Indivision successorale et logement outre-mer (Suite)

M. le président.  - Nous reprenons la discussion de la proposition de loi, adoptée par l'Assemblée nationale en deuxième lecture, visant à faciliter la sortie de l'indivision successorale et à relancer la politique du logement en outre-mer.

Discussion générale (Suite)

M. Michel Magras .  - Cette proposition de loi est une contribution utile à la résolution de la question de l'indivision outre-mer. Elle s'inspire du rapport de la délégation sénatoriale sur l'outre-mer sur le foncier, dont je salue les auteurs, Thani Mohamed Soilihi, Mathieu Darnaud et Robert Laufoaulu. Nos rapporteurs, qui avaient relevé combien l'indivision paralyse les outre-mer, prônaient une adaptation des normes nationales, y compris en matière de succession et vous savez combien je suis attaché au principe de différenciation.

Saint-Barthélemy a souhaité que ce texte lui soit appliqué, y compris l'article 2 bis qui supprime jusqu'en 2028 les droits d'enregistrement au titre du partage. Or la matière fiscale relève de la compétence de la collectivité. Je l'avais relevé dès la première lecture, le compte rendu en attestera, sans que cela ait été entendu. Je crois néanmoins que le texte doit être vu comme un ensemble : dès lors que l'on facilite juridiquement la sortie de l'indivision, il est cohérent de la conforter par des dispositions fiscales. Malgré cet empiètement, ladite collectivité ne s'opposera pas aux dispositions fiscales de l'article 2 bis. Si elle voulait rétablir la fiscalité sur le partage, elle aurait la faculté de demander au Conseil Constitutionnel de constater que la loi est intervenue dans son domaine de compétences. (Applaudissements)

M. Maurice Antiste .  - (Applaudissements sur les bancs du groupe SOCR) En première lecture, je m'inquiétais que ce texte fondamental pour nos territoires d'outre-mer soit, par le jeu de nos institutions, rediscuté en seconde lecture. N'y voyez pas une mise en cause du travail parlementaire mais j'aimerais parfois que les textes transpartisans, comme cela a été le cas dans le passé, fassent l'objet d'une procédure plus rapide. Disant cela, je pense aussi à la proposition de loi de MM. Bourquin et Pointereau pour la revitalisation des centres-villes et centres-bourgs.

Notre chambre haute a enrichi ce texte en l'élargissant aux collectivités de Saint-Martin et Saint-Barthélemy. S'il ne résout pas tous les problèmes de foncier outre-mer, nous aurons besoin de cet outil dérogatoire, d'une durée limitée, pour s'attaquer aux biens immobiliers en indivision en outre-mer, qui représentent 30 à 44 % du total et parfois 83 % dans certaines communes. On sait leurs conséquences : insalubrité, insécurité, programmes immobiliers ralentis, déstructuration familiale...

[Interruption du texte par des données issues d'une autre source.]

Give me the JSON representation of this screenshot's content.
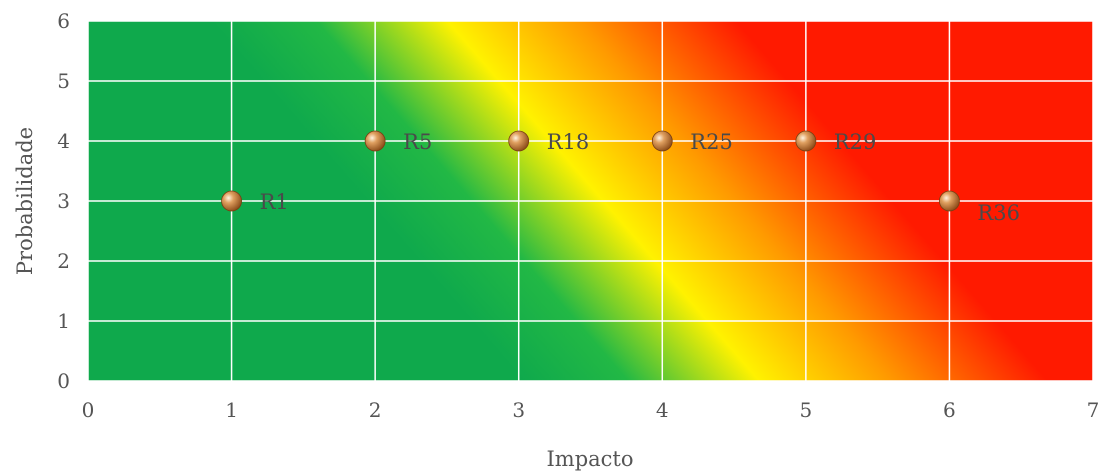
{
  "chart_data": {
    "type": "scatter",
    "xlabel": "Impacto",
    "ylabel": "Probabilidade",
    "xlim": [
      0,
      7
    ],
    "ylim": [
      0,
      6
    ],
    "x_ticks": [
      "0",
      "1",
      "2",
      "3",
      "4",
      "5",
      "6",
      "7"
    ],
    "y_ticks": [
      "0",
      "1",
      "2",
      "3",
      "4",
      "5",
      "6"
    ],
    "grid": true,
    "background": "diagonal risk gradient green to yellow to red",
    "colors": {
      "green": "#0fa94c",
      "yellow": "#fff200",
      "orange": "#ff9a00",
      "red": "#ff1a00",
      "grid": "#ffffff",
      "marker": "#c98a4a"
    },
    "points": [
      {
        "label": "R1",
        "x": 1,
        "y": 3
      },
      {
        "label": "R5",
        "x": 2,
        "y": 4
      },
      {
        "label": "R18",
        "x": 3,
        "y": 4
      },
      {
        "label": "R25",
        "x": 4,
        "y": 4
      },
      {
        "label": "R29",
        "x": 5,
        "y": 4
      },
      {
        "label": "R36",
        "x": 6,
        "y": 3
      }
    ]
  }
}
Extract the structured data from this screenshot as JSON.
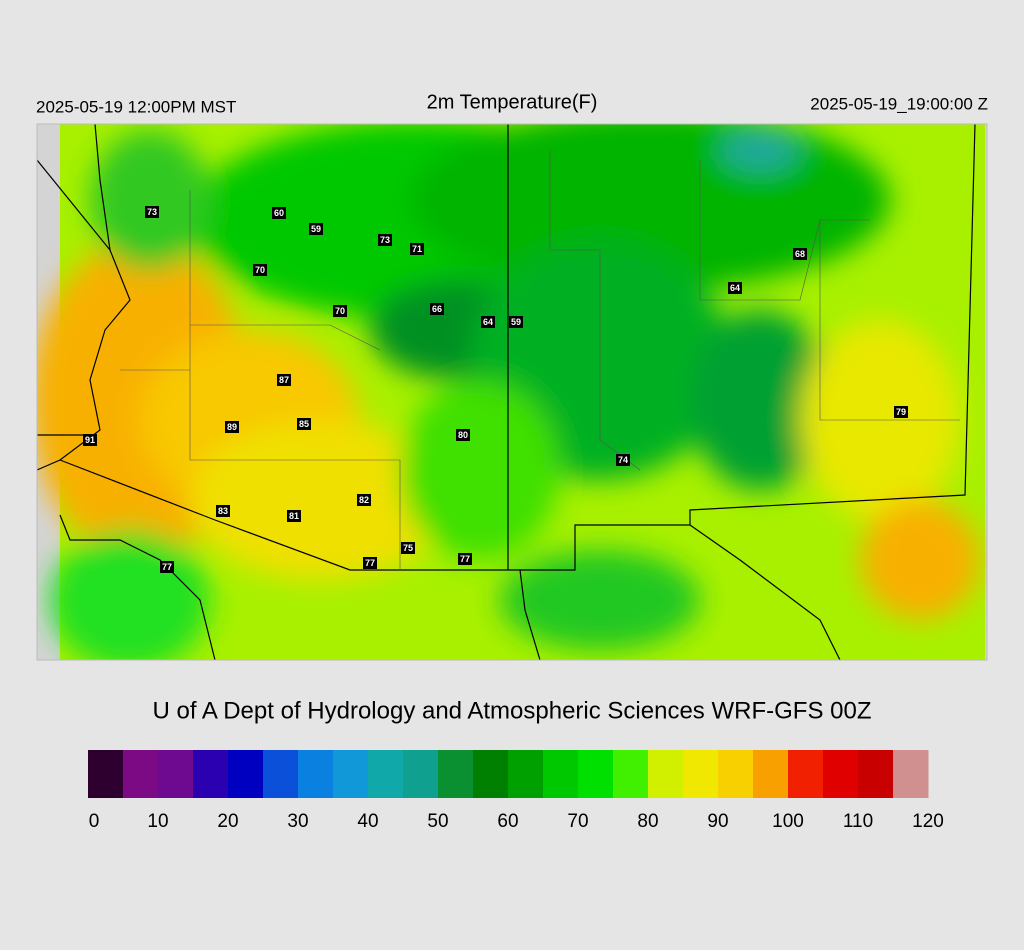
{
  "header": {
    "left": "2025-05-19 12:00PM MST",
    "title": "2m Temperature(F)",
    "right": "2025-05-19_19:00:00 Z"
  },
  "stations": [
    "73",
    "60",
    "59",
    "73",
    "71",
    "70",
    "70",
    "66",
    "64",
    "59",
    "68",
    "64",
    "87",
    "89",
    "85",
    "80",
    "91",
    "79",
    "74",
    "82",
    "83",
    "81",
    "75",
    "77",
    "77",
    "77"
  ],
  "footer": {
    "credit": "U of A Dept of Hydrology and Atmospheric Sciences WRF-GFS 00Z"
  },
  "colorbar": {
    "range": [
      0,
      120
    ],
    "ticks": [
      0,
      10,
      20,
      30,
      40,
      50,
      60,
      70,
      80,
      90,
      100,
      110,
      120
    ],
    "colors": [
      "#2d0030",
      "#7d0a85",
      "#6e0a90",
      "#2a00b0",
      "#0000c0",
      "#0a50d8",
      "#0a80e0",
      "#1098d8",
      "#10a8a8",
      "#10a090",
      "#0a9030",
      "#008000",
      "#00a000",
      "#00c800",
      "#00e000",
      "#40f000",
      "#d0f000",
      "#f0e800",
      "#f8d000",
      "#f8a000",
      "#f02000",
      "#e00000",
      "#c80000",
      "#d09090"
    ]
  }
}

Nos populations attendent ce texte avec impatience. L'adopter aujourd'hui serait un beau cadeau de Noël. (Applaudissements)

Mme Annick Girardin, ministre .  - Je me félicite de l'aboutissement de ce processus législatif. Le texte est utile. Effectivement, monsieur Magras, vous aviez souligné en première lecture l'erreur matérielle à l'article 2 bis. Je vous présente toutes mes excuses. Je n'étais pas en séance ce jour-là. Cette erreur sera corrigée.

Discussion des articles

L'article 2 est adopté, ainsi que l'article 2 bis.

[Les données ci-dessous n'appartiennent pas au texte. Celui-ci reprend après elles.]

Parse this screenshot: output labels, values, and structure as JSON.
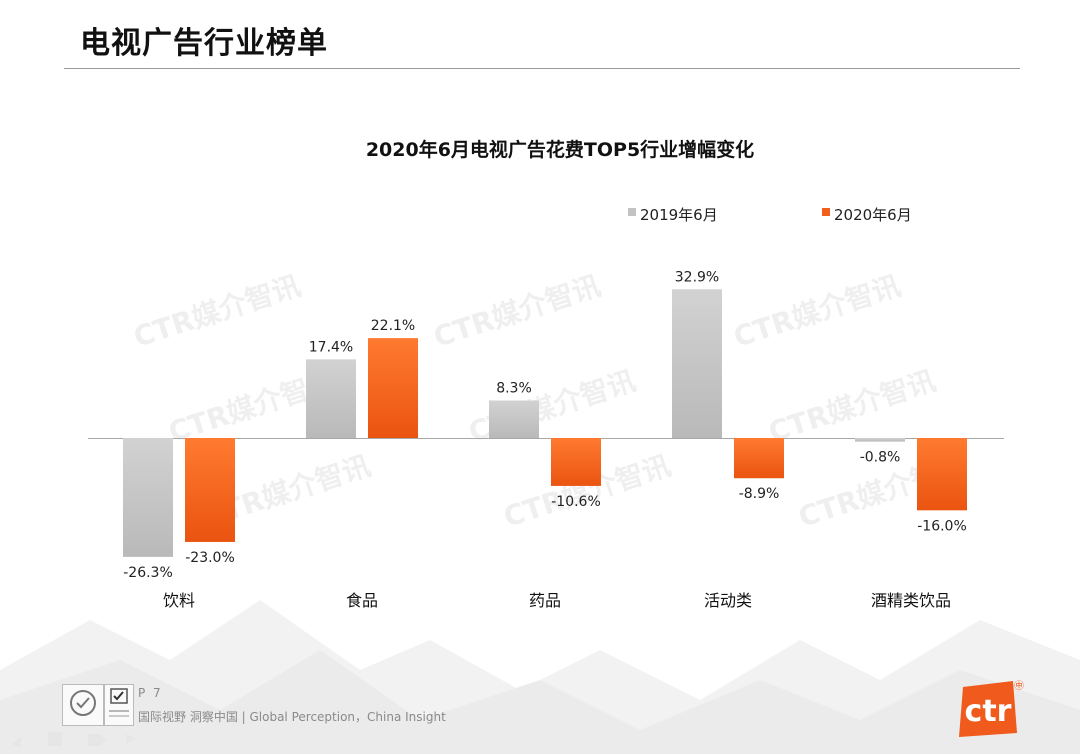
{
  "page": {
    "title": "电视广告行业榜单",
    "page_number": "P 7",
    "slogan": "国际视野  洞察中国 |  Global Perception，China Insight",
    "watermark": "CTR媒介智讯",
    "logo_text": "ctr",
    "logo_badge": "㊥"
  },
  "colors": {
    "series_2019": "#c3c3c3",
    "series_2020": "#f0601c",
    "logo": "#f05a1c"
  },
  "chart_data": {
    "type": "bar",
    "title": "2020年6月电视广告花费TOP5行业增幅变化",
    "categories": [
      "饮料",
      "食品",
      "药品",
      "活动类",
      "酒精类饮品"
    ],
    "series": [
      {
        "name": "2019年6月",
        "values": [
          -26.3,
          17.4,
          8.3,
          32.9,
          -0.8
        ],
        "labels": [
          "-26.3%",
          "17.4%",
          "8.3%",
          "32.9%",
          "-0.8%"
        ]
      },
      {
        "name": "2020年6月",
        "values": [
          -23.0,
          22.1,
          -10.6,
          -8.9,
          -16.0
        ],
        "labels": [
          "-23.0%",
          "22.1%",
          "-10.6%",
          "-8.9%",
          "-16.0%"
        ]
      }
    ],
    "legend_position": "top-right",
    "grid": false,
    "xlabel": "",
    "ylabel": ""
  }
}
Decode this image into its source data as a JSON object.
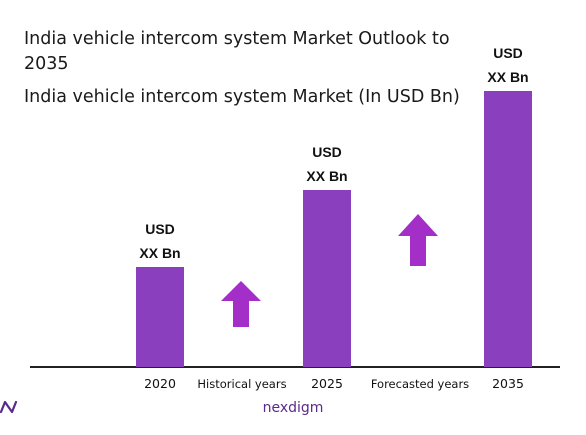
{
  "chart_data": {
    "type": "bar",
    "title": "India vehicle intercom system Market Outlook to 2035",
    "subtitle": "India vehicle intercom system Market (In USD Bn)",
    "categories": [
      "2020",
      "2025",
      "2035"
    ],
    "values": [
      100,
      177,
      276
    ],
    "value_labels": [
      {
        "line1": "USD",
        "line2": "XX Bn"
      },
      {
        "line1": "USD",
        "line2": "XX Bn"
      },
      {
        "line1": "USD",
        "line2": "XX Bn"
      }
    ],
    "period_labels": [
      "Historical years",
      "Forecasted years"
    ],
    "bar_color": "#8a3fbe",
    "arrow_color": "#a32fc8",
    "ylim": [
      0,
      276
    ],
    "grid": false,
    "legend": "none"
  },
  "brand": {
    "name": "nexdigm",
    "color": "#5a2a8a"
  }
}
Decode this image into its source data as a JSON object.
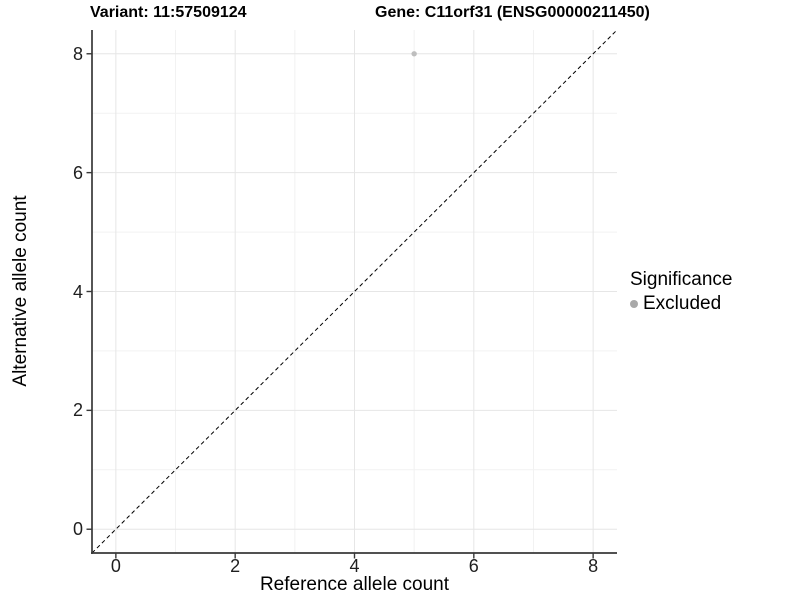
{
  "chart_data": {
    "type": "scatter",
    "title_left": "Variant: 11:57509124",
    "title_right": "Gene: C11orf31 (ENSG00000211450)",
    "xlabel": "Reference allele count",
    "ylabel": "Alternative allele count",
    "xlim": [
      -0.4,
      8.4
    ],
    "ylim": [
      -0.4,
      8.4
    ],
    "xticks": [
      0,
      2,
      4,
      6,
      8
    ],
    "yticks": [
      0,
      2,
      4,
      6,
      8
    ],
    "xminor": [
      1,
      3,
      5,
      7
    ],
    "yminor": [
      1,
      3,
      5,
      7
    ],
    "grid": "major+minor",
    "identity_line": {
      "from": [
        -0.4,
        -0.4
      ],
      "to": [
        8.4,
        8.4
      ],
      "style": "dashed",
      "color": "#000000"
    },
    "series": [
      {
        "name": "Excluded",
        "color": "#bebebe",
        "point_radius": 2.7,
        "points": [
          {
            "x": 5,
            "y": 8
          }
        ]
      }
    ],
    "legend": {
      "title": "Significance",
      "position": "right",
      "items": [
        {
          "label": "Excluded",
          "color": "#a9a9a9",
          "marker": "circle"
        }
      ]
    }
  },
  "colors": {
    "background": "#ffffff",
    "grid_major": "#e6e6e6",
    "grid_minor": "#f2f2f2",
    "axis_line": "#383838",
    "tick_mark": "#383838",
    "title_text": "#000000",
    "tick_text": "#1f1f1f"
  }
}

L'article 5 A demeure supprimé.

ARTICLE 5

M. Stéphane Artano .  - Favorable comme la majorité du RDSE à ce texte, je m'abstiendrai néanmoins par attachement au statut de Saint-Pierre-et-Miquelon. Soumettre au code général des impôts une collectivité à statut particulier me pose problème. Mes amendements étaient d'appel. Je prends acte de la correction mais je suis contraint de m'abstenir.

L'article 5 est adopté, de même que l'article 6.

Explications de vote

M. Maurice Antiste .  - L'outre-mer peut et doit être force de proposition. C'est ce qu'a fait Serge Letchimy avec ce texte qui facilitera le développement urbain car la maîtrise foncière est un élément essentiel de l'aménagement.

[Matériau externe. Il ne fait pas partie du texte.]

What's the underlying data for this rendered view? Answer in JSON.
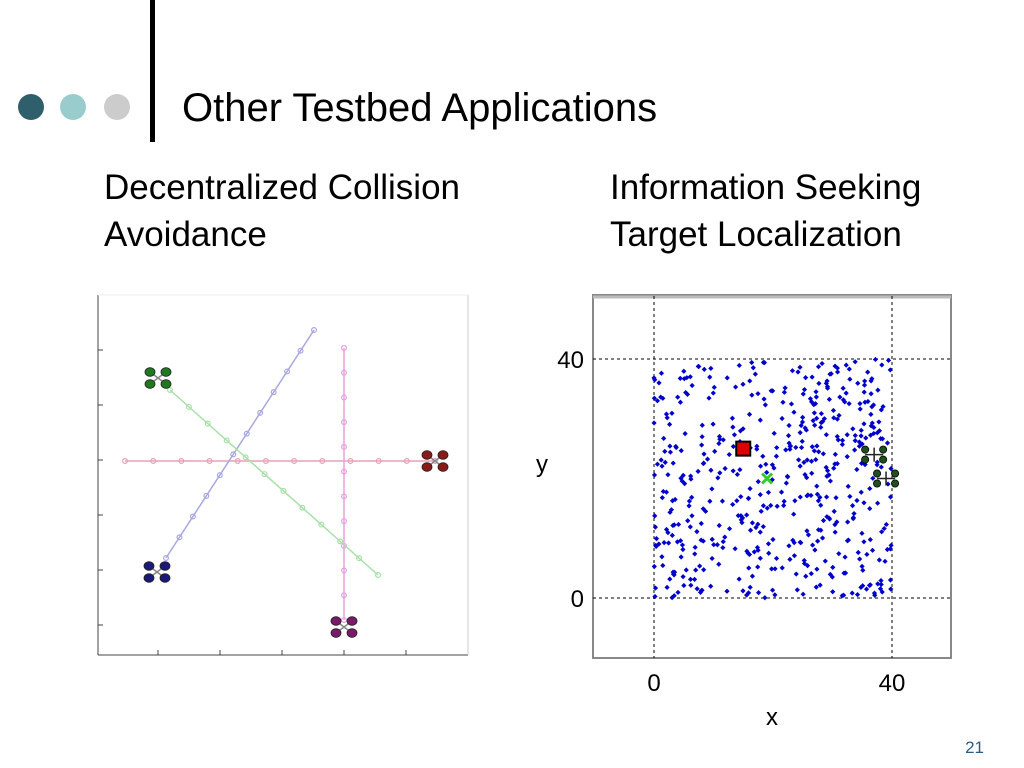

Je salue le travail transpartisan effectué sur ce sujet technique. Les tribunaux ne seront plus la seule voie de sortie des indivisions et les familles ne se déchireront plus.

J'espère que ce texte sera mis en oeuvre rapidement au niveau local.

Enfin, cette proposition de loi illustre l'excellent travail que réalise le Sénat pour la défense des collectivités. Que nos détracteurs s'en souviennent ! (Applaudissements sur les bancs du groupe SOCR)

Mme Catherine Conconne .  - Nous nous acheminons vers un vote conforme. Serge Letchimy, pour paraphraser un célèbre slogan publicitaire, le vaut bien, lui qui depuis trente ans a fait de la lutte contre le mal-logement son cheval de bataille, lui qui est reconnu pour être un grand aménageur.

Par ce texte, l'outre-mer montre qu'il peut apporter un oxygène revigorant à la nation française dont les pratiques sont parfois poussiéreuses. L'horizon, c'est le lointain. Nous, outre-mer, sommes cet horizon qui ouvre vers des routes inexplorées. (Applaudissements sur les bancs du groupe SOCR et quelques applaudissements sur les bancs du groupe CRCE)

M. Thani Mohamed Soilihi, rapporteur .  - Certains voulaient que le Sénat adopte le texte conforme en première lecture. Il fallait pourtant consolider le texte pour éviter la censure du Conseil constitutionnel au motif que les dérogations étaient excessives au regard du droit de propriété.

Je m'étais engagé à aller vite, engagement que j'ai tenu. Je remercie le Gouvernement d'avoir trouvé un temps pour examiner ce texte provenant de la Nouvelle gauche et d'avoir levé le gage sur l'incitation fiscale nécessaire, indispensable au succès du dispositif.

Nous n'en avons pas fini pour autant avec la question du foncier outre-mer. Les réflexions devront se poursuivre.

La proposition de loi est définitivement adoptée.

Prochaine séance demain, mercredi 19 décembre 2018, à 14 h 30.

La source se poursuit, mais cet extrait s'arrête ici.